Russian ships carrying food or medicine are already exempt from the tax, but some traders avoid food exported from Russian ports that are indirectly owned by Russian state-owned companies under Brussels sanctions. The new package will clarify that these ports are not subject to sanctions, the source said.

At the same time, the Commission is seeking to tighten the existing ban and prevent Russian ships from circumventing sanctions by unloading their cargo at external docks, the source said. To do this, you need to expand the definition of ports.

A ban on Western firms offering cloud services to Russian customers, also under consideration in the new package, has been deferred to future rounds as the measure is currently being negotiated with the US and UK, whose companies dominate the sector. (Reuters)

  • The EU has shot itself in the lungs with rash economic sanctions on Russia that, if not lifted, risk destroying the European economy, Hungarian Prime Minister Viktor Orban said on Friday.
  • A spike in gas and electricity prices forced nationalist Orban to cut a multi-year utility price cap on households with higher consumption on Wednesday by reversing one of the 59-year-old prime minister’s signature economic policies.
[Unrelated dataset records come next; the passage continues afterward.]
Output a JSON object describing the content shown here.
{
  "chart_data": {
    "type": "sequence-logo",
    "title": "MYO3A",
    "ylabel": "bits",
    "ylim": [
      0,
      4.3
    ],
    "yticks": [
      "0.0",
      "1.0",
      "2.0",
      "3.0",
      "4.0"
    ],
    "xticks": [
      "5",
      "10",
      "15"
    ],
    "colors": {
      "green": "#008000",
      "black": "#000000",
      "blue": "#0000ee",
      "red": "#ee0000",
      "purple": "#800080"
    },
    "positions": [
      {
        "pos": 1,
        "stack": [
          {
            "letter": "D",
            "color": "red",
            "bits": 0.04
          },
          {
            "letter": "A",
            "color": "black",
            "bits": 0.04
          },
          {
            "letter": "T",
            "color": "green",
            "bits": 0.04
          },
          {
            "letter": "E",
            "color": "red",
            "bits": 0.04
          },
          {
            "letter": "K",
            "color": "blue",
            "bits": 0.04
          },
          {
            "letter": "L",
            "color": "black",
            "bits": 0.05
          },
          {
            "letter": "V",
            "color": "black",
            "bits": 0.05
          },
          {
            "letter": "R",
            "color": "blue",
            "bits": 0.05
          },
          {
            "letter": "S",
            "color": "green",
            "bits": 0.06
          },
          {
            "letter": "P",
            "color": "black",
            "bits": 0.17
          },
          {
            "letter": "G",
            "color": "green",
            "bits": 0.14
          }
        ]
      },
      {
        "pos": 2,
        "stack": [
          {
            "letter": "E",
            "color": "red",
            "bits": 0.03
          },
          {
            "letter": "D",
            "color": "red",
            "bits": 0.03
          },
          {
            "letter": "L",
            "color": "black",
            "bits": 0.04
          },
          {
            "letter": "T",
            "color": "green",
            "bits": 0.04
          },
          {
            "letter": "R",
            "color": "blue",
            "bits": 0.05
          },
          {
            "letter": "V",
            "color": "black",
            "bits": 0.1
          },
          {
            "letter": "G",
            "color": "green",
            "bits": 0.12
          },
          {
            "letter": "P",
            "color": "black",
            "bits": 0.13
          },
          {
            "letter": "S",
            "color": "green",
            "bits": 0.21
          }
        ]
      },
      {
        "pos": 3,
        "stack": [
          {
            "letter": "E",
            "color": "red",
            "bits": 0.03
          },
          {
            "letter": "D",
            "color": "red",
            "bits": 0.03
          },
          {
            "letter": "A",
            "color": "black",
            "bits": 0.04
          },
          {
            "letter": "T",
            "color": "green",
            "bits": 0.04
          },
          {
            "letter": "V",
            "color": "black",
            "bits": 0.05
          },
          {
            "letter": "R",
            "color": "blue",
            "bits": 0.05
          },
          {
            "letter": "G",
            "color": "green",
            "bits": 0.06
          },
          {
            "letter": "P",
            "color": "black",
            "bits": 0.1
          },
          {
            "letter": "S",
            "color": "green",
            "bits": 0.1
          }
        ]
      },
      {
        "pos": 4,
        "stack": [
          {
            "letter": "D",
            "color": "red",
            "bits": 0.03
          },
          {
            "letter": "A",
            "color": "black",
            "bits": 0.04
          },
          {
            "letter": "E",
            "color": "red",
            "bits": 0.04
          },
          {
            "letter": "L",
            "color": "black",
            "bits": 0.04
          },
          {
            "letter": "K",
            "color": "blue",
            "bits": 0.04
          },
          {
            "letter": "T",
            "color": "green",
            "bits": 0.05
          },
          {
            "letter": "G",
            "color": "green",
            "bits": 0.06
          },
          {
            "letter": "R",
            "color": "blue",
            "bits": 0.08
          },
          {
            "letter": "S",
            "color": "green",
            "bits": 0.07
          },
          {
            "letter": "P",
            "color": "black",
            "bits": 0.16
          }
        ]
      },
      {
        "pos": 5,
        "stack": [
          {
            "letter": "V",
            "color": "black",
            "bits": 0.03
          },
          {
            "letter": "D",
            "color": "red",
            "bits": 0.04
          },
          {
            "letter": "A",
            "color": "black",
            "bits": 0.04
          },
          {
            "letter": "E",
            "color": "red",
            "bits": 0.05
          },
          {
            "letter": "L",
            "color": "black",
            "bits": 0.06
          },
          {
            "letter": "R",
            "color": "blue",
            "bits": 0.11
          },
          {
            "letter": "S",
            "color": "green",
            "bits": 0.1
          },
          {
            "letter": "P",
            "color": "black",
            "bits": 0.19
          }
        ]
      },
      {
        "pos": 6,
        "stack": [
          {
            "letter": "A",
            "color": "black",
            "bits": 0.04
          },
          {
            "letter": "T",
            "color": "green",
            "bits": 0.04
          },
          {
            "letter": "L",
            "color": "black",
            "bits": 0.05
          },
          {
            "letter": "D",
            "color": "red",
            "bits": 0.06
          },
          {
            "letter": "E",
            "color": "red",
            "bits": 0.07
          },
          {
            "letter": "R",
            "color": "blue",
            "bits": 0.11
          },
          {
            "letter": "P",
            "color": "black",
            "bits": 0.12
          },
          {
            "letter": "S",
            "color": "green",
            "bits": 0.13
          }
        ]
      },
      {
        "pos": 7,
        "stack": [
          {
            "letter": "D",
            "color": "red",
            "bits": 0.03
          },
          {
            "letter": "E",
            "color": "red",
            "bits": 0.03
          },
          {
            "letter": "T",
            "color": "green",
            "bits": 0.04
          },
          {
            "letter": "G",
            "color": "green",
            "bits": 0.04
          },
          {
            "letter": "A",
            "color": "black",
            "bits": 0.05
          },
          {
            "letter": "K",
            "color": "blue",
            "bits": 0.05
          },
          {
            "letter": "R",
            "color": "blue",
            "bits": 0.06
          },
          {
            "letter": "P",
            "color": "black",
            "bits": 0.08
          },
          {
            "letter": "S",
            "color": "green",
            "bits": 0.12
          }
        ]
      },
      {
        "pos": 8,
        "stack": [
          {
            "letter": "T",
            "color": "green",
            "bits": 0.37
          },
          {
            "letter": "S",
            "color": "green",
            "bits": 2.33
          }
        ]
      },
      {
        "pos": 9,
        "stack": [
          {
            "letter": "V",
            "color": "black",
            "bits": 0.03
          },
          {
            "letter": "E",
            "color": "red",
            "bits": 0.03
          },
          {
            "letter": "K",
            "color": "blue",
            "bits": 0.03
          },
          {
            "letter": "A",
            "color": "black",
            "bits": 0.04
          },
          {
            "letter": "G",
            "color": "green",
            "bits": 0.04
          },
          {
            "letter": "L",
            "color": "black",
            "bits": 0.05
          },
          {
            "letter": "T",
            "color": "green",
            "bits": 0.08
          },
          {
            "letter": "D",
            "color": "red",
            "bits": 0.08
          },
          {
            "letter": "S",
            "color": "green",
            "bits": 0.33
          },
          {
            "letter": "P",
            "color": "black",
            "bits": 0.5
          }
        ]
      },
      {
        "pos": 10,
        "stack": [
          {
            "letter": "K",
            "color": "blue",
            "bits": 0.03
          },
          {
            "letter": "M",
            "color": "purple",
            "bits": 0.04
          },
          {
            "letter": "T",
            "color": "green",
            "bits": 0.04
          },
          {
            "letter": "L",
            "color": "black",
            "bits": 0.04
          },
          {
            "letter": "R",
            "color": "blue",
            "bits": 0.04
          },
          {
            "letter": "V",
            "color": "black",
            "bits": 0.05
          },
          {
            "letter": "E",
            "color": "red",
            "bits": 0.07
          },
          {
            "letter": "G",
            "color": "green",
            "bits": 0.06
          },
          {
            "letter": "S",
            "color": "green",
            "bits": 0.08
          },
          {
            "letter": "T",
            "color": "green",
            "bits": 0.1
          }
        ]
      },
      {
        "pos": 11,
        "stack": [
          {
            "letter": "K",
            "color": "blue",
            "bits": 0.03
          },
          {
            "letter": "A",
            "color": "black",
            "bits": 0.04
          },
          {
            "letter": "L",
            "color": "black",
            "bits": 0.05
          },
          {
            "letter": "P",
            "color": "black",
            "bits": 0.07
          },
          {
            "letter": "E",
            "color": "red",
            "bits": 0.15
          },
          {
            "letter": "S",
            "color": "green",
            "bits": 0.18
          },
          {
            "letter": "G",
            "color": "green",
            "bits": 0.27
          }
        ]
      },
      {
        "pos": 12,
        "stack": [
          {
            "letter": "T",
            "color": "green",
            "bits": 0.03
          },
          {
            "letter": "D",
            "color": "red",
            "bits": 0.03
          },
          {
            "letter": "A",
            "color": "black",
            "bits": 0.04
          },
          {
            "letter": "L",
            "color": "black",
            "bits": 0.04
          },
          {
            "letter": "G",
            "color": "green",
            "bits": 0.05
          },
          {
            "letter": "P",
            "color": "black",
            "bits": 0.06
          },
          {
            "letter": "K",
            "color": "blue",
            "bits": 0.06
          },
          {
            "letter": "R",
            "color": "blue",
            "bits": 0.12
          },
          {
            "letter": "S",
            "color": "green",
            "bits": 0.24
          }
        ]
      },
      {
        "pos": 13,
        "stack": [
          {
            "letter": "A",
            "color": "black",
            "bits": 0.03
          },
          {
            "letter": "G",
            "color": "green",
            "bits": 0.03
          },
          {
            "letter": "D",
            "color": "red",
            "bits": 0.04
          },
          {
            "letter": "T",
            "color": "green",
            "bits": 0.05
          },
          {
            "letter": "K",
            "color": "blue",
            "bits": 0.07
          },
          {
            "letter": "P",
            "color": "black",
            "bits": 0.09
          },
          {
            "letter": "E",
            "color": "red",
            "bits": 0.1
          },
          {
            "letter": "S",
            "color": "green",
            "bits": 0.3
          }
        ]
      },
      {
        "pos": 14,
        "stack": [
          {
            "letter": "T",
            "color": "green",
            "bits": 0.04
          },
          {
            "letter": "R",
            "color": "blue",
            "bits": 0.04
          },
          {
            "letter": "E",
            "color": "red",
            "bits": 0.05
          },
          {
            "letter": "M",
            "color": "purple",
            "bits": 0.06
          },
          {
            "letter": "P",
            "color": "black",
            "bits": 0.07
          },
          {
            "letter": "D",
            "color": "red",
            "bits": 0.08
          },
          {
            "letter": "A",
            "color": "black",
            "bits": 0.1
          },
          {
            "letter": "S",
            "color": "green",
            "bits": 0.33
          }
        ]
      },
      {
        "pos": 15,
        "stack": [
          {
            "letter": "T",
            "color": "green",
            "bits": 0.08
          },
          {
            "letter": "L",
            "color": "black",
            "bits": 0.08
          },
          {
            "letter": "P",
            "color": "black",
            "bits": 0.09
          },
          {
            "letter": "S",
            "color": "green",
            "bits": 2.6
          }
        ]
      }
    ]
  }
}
Read more about this story here.

6. UK Holds Russia Responsible for Death of Captured British Aid Worker

British Foreign Secretary Liz Truss said she was “shocked” by reports of the death of British aid worker Paul Urey, who was captured in Ukraine in April, and warned that Russia must “take full responsibility”.

On Friday, a pro-Russian separatist spokesman in Donetsk said Yurey died in custody on July 15.

Paul Urey, born in 1977, was detained by Russian troops along with another man, Dylan Healy, at a checkpoint in April, according to an NGO helping the Healy family.

The two men were apparently detained while on their way to help evacuate a woman and two children from their home in southern Zaporozhye.

North of England native Paul Urey is described as a family man who spent eight years in Afghanistan as a civilian contractor.